One of the subtexts of this discussion is the existence of the present day State of Israel, and how it is to be understood in light of prophecies concerning restoration of Israel to the land and how it is to be regarded as a moral actor on the world stage. Concerning the former, they resist the temptation of dispensationalists to fit this into a “last days” scheme while conceding that the survival of the Jews through history and near-miraculous victories against surround foes may argue for some form of “pre-consummate,” or proleptic fulfillment, anticipating the final fulfillment of all things in Christ’s return. Several authors even argue for a restoration of the nation to the land prior to any form of spiritual transformation. While arguing that support for Israel never warrants support for unjust policies, the authors are fairly muted in their discussion of Jewish settlements of occupied territories and the “fence” that has made life so difficult for many Palestinians.
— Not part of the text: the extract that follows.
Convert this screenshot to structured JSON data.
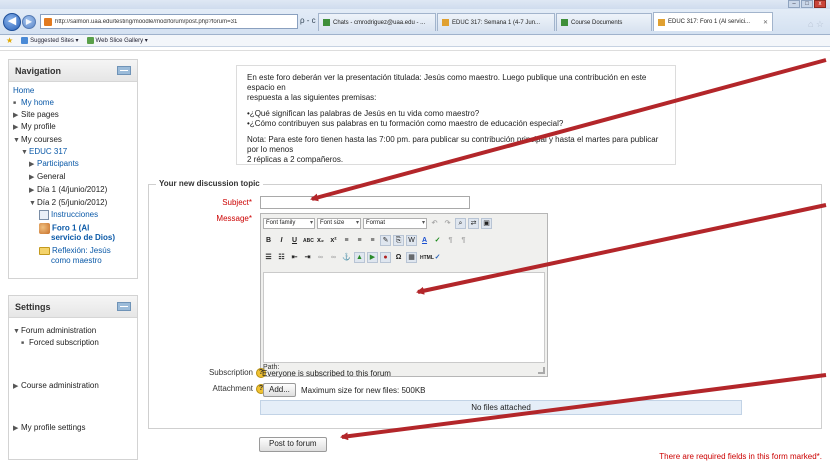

I was most interested in the arguments from the New Testament but in the end personally found them wanting. They seemed to be readings between the lines that extend promises for the people of Israel to the land that are not explicit in the biblical text. Darrell Bock acknowledges this problem (p. 312), but did not, to my mind give an adequate response. The review of historical theology was helpful, because I, like many would have equated Christian Zionism with premillenial dispensationalism. In terms of making the case for the State of Israel from Christian principle, I thought the four essays in Part Three were the strongest part of this work. In particular, the last two, by Nicholson and Khalloul, provide a counter to the media treatment of Israel, which has been increasingly hostile, and often one-sided in their view, in recent years.

The work challenged me to look harder at the texts around Israel’s hope and how we understand these. In particular, when we speak of a “new heaven and new earth,” and a “new Jerusalem” as the focus of a physical existence in the resurrection, what place is there for Jews, whether as a corporate entity, or at least for Jews, as John Stott speaks of, who trust in Christ? Is there a landed hope for them? Is there any significance in the present day State of Israel?

I do think these scholars have more work to do to make their case. They, along with the publisher, should be commended for engaging this discussion afresh. At the same time, while the term is convenient shorthand and connects to historic realities, I would hope that a better phrase than “Christian Zionism” might be found, for I fear some will never get past a title with this phrase, which would be unfortunate.